Mo Ce ficou surpreso, ajeitou-se e disse:

— Eu fui. O que mais lembro é de um aluno mais velho. Eu estava na pré-escola, ele no primeiro ano, e me esperava na saída. Quando passei para o primeiro ano, ele foi para o segundo, e continuava revirando minha mochila e roubando meu dinheiro de lanche.

— E então?

— No sexto ano, ele repetiu e acabou na mesma turma que eu. Finalmente tive minha chance e o bati várias vezes. Como dizem, a roda da vida gira. Trinta anos de bonança, trinta de tempestade. Nunca subestime um jovem pobre...

— Chega de papo — Zhang Yichi estava com a mente atribulada, sem paciência para divagações. — Sinto que algo está errado.

Mo Ce logo se acalmou, fumando mais um pouco.

— O quê?

— Zhong Mingya sofreu uma enxurrada de críticas antes de morrer, e no momento da queda foi encorajada pelas pessoas ao redor. Chen Chen também sofreu violência grave na escola, o que explica por que, segundo os pais, ele se trancava em casa e ficava introvertido. Ambos tinham motivos suficientes para decidir o suicídio. Pelas câmeras da escola, vemos que ninguém acompanhou Chen Chen até o terraço, e no vídeo da queda de Zhong Mingya não há nada estranho. Por qualquer perspectiva, não parecem vítimas de homicídio.

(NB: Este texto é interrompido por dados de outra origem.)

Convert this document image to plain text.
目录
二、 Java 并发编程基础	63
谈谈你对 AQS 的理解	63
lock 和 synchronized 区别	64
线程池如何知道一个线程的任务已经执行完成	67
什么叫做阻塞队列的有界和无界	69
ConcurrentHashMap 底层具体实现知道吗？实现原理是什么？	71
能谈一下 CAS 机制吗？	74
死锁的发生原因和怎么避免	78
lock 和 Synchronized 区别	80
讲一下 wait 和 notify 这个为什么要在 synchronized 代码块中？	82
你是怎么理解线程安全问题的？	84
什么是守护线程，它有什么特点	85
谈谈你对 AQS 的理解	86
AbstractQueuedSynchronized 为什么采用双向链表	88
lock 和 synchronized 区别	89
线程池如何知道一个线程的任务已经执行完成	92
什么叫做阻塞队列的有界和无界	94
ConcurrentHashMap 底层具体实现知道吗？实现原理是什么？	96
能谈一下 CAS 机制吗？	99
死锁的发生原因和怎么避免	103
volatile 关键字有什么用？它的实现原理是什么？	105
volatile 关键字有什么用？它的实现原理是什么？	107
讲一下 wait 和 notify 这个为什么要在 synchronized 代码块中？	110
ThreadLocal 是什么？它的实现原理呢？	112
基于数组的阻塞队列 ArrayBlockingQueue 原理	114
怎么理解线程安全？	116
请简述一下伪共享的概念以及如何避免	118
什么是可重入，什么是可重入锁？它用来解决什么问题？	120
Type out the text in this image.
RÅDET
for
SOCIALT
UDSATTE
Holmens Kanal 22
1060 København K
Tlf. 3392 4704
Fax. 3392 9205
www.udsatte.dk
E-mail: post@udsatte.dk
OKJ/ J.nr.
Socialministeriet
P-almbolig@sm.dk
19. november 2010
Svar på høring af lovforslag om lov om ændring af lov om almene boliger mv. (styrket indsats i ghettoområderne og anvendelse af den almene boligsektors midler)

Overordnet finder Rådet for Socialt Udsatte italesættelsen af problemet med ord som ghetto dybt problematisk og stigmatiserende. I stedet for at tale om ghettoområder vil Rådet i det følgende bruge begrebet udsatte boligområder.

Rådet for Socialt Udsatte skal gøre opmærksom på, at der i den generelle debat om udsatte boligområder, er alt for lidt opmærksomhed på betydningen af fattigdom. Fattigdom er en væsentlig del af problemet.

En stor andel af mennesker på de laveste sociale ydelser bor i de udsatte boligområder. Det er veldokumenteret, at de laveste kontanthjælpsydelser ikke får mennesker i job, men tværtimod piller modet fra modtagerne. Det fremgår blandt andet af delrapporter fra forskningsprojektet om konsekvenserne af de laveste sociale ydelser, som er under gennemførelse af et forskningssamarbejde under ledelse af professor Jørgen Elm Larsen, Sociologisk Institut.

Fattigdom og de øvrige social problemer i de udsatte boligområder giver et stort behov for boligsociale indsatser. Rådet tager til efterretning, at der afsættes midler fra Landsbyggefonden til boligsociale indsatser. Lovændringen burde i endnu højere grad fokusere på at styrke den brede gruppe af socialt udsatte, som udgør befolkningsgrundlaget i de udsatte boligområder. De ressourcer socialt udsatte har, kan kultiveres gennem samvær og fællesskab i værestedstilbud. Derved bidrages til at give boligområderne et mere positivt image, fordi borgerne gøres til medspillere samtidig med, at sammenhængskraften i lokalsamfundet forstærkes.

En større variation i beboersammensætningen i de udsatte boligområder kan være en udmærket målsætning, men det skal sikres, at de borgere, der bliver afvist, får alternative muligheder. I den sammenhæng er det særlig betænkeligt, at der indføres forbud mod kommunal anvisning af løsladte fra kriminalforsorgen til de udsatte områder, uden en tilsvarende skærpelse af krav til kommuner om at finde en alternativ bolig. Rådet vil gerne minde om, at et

— Mas morreram quase ao mesmo tempo. Você acha que é coincidência? — questionou Mo Ce.

— Acho que sim.

— E como explicar a missão? — Mo Ce também pensava assim, mas a situação não permitia seguir esse raciocínio. — A missão diz que o mesmo assassino matou ambos.

Zhang Yichi ficou sem palavras.

Mo Ce percebeu o silêncio de Zhang Yichi e também calou-se.

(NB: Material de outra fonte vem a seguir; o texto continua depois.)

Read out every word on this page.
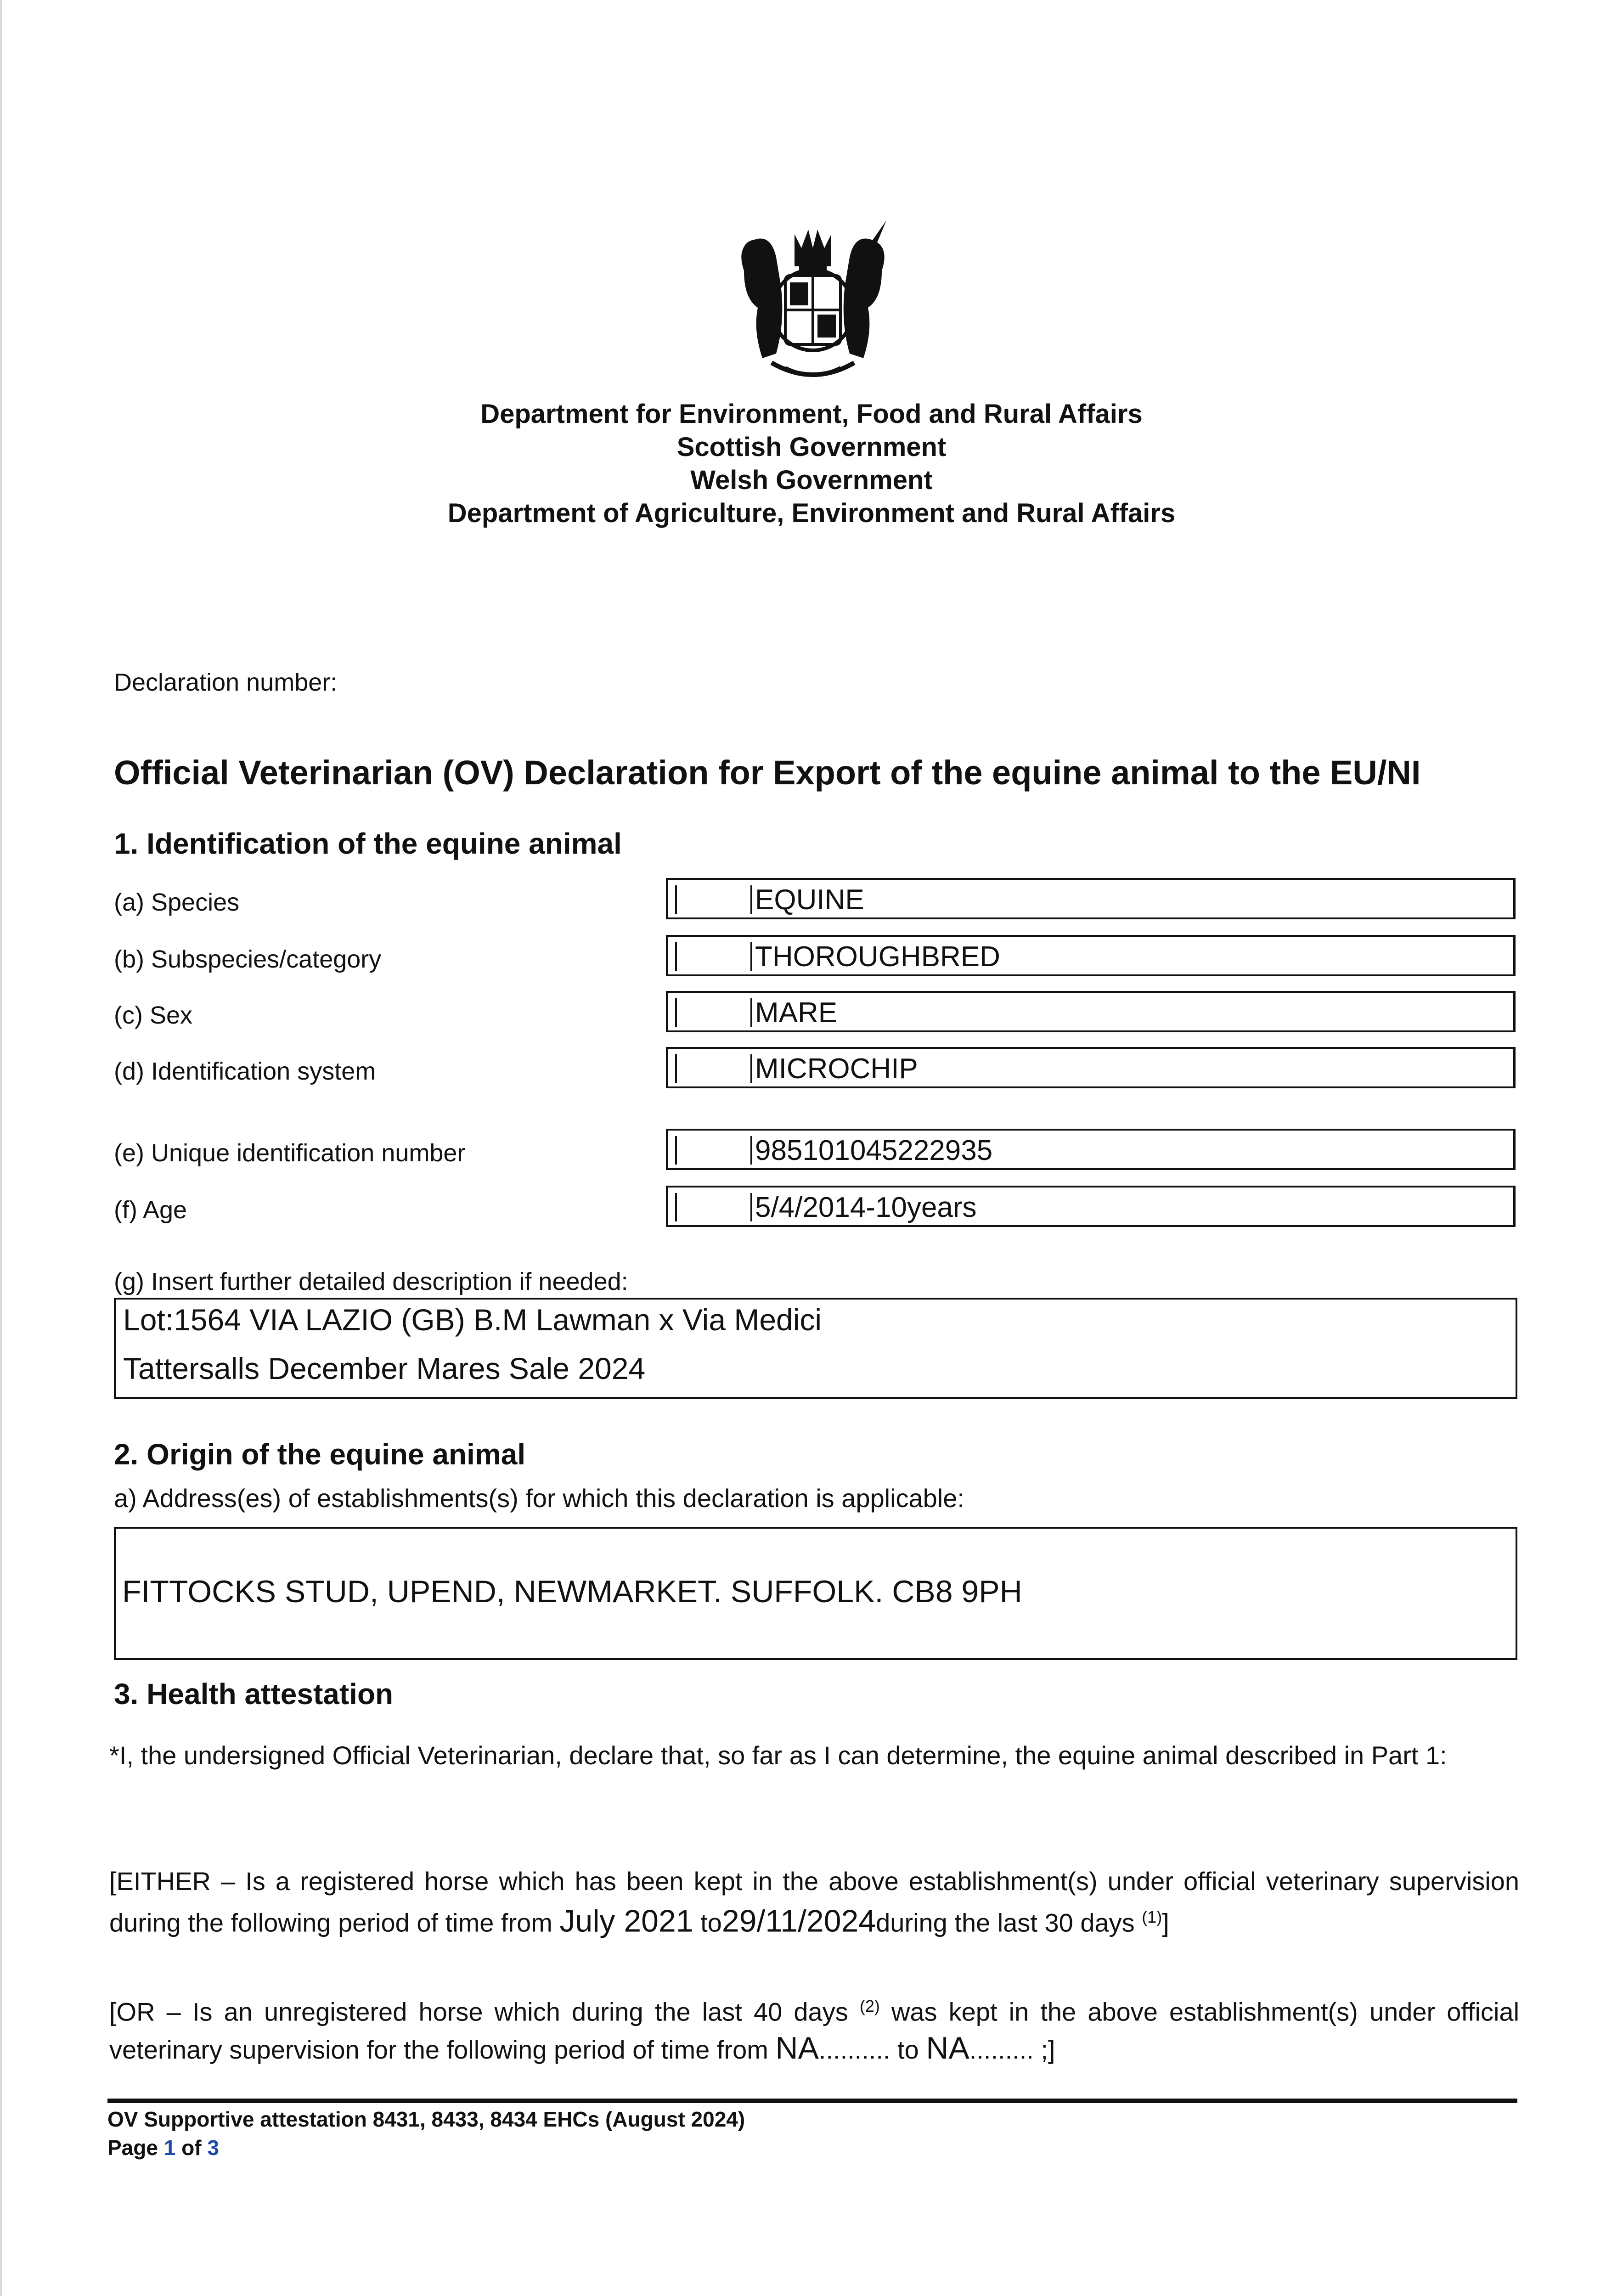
Department for Environment, Food and Rural Affairs
Scottish Government
Welsh Government
Department of Agriculture, Environment and Rural Affairs
Declaration number:
Official Veterinarian (OV) Declaration for Export of the equine animal to the EU/NI
1. Identification of the equine animal
(a) Species	EQUINE
(b) Subspecies/category	THOROUGHBRED
(c) Sex	MARE
(d) Identification system	MICROCHIP
(e) Unique identification number	985101045222935
(f) Age	5/4/2014-10years
(g) Insert further detailed description if needed:
Lot:1564 VIA LAZIO (GB) B.M Lawman x Via Medici
Tattersalls December Mares Sale 2024
2. Origin of the equine animal
a) Address(es) of establishments(s) for which this declaration is applicable:
FITTOCKS STUD, UPEND, NEWMARKET. SUFFOLK. CB8 9PH
3. Health attestation
*I, the undersigned Official Veterinarian, declare that, so far as I can determine, the equine animal described in Part 1:
[EITHER – Is a registered horse which has been kept in the above establishment(s) under official veterinary supervision during the following period of time from July 2021 to29/11/2024during the last 30 days $^{(1)}$]
[OR – Is an unregistered horse which during the last 40 days $^{(2)}$ was kept in the above establishment(s) under official veterinary supervision for the following period of time from NA.......... to NA......... ;]
OV Supportive attestation 8431, 8433, 8434 EHCs (August 2024)
Page 1 of 3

Ambos recostaram-se nos assentos, olhando pela janela.

Já passara o horário de pico; poucos alunos caminhavam pela rua, alguns sozinhos, outros acompanhados pelos pais ou amigos.

— O mesmo assassino — murmurou Zhang Yichi.

O impasse que enfrentavam era justamente por causa dessas quatro palavras da missão.

— Mas eu acho que há mais de um assassino — confessou Zhang Yichi, com um sorriso amargo. — Talvez o assassino seja realmente habilidoso, capaz de matar os dois sem deixar vestígios. Mas, para mim, Chen Chen e Zhong Mingya já estavam mortos há muito tempo, por um grupo que empunhava facas invisíveis, golpeando-os na sombra, sem que percebessem.

Mo Ce sabia bem a quem Zhang Yichi se referia.

— Golpe após golpe, sem parar...

— Vamos comer algo primeiro — sugeriu Mo Ce.

Após o jantar, voltaram à delegacia, onde encontraram os relatórios de autópsia de Chen Chen e Zhong Mingya.

Esperavam que, ao comparar os relatórios, encontrassem alguma pista.

Chen Chen teve fraturas nas mãos, cotovelos e pernas; a lesão fatal foi na cabeça.

Zhong Mingya morreu devido a danos graves nos órgãos internos, parte por impacto direto da queda, parte por perfuração causada por ossos quebrados.

— Ambos se suicidaram pulando, mas as lesões são completamente diferentes — observou Zhang Yichi ao médico legista.

O legista, acostumado a casos assim, ajustou os óculos e explicou:

— Lesões nas mãos e cotovelos indicam que ele tentou se proteger durante a queda, como se quisesse se apoiar no chão. Normalmente, isso ocorre quando a pessoa se arrepende na última hora, não quer mais morrer. A garota caiu de costas; nesse caso, geralmente são pessoas que perderam completamente a esperança, não tentam nem lutar pela vida.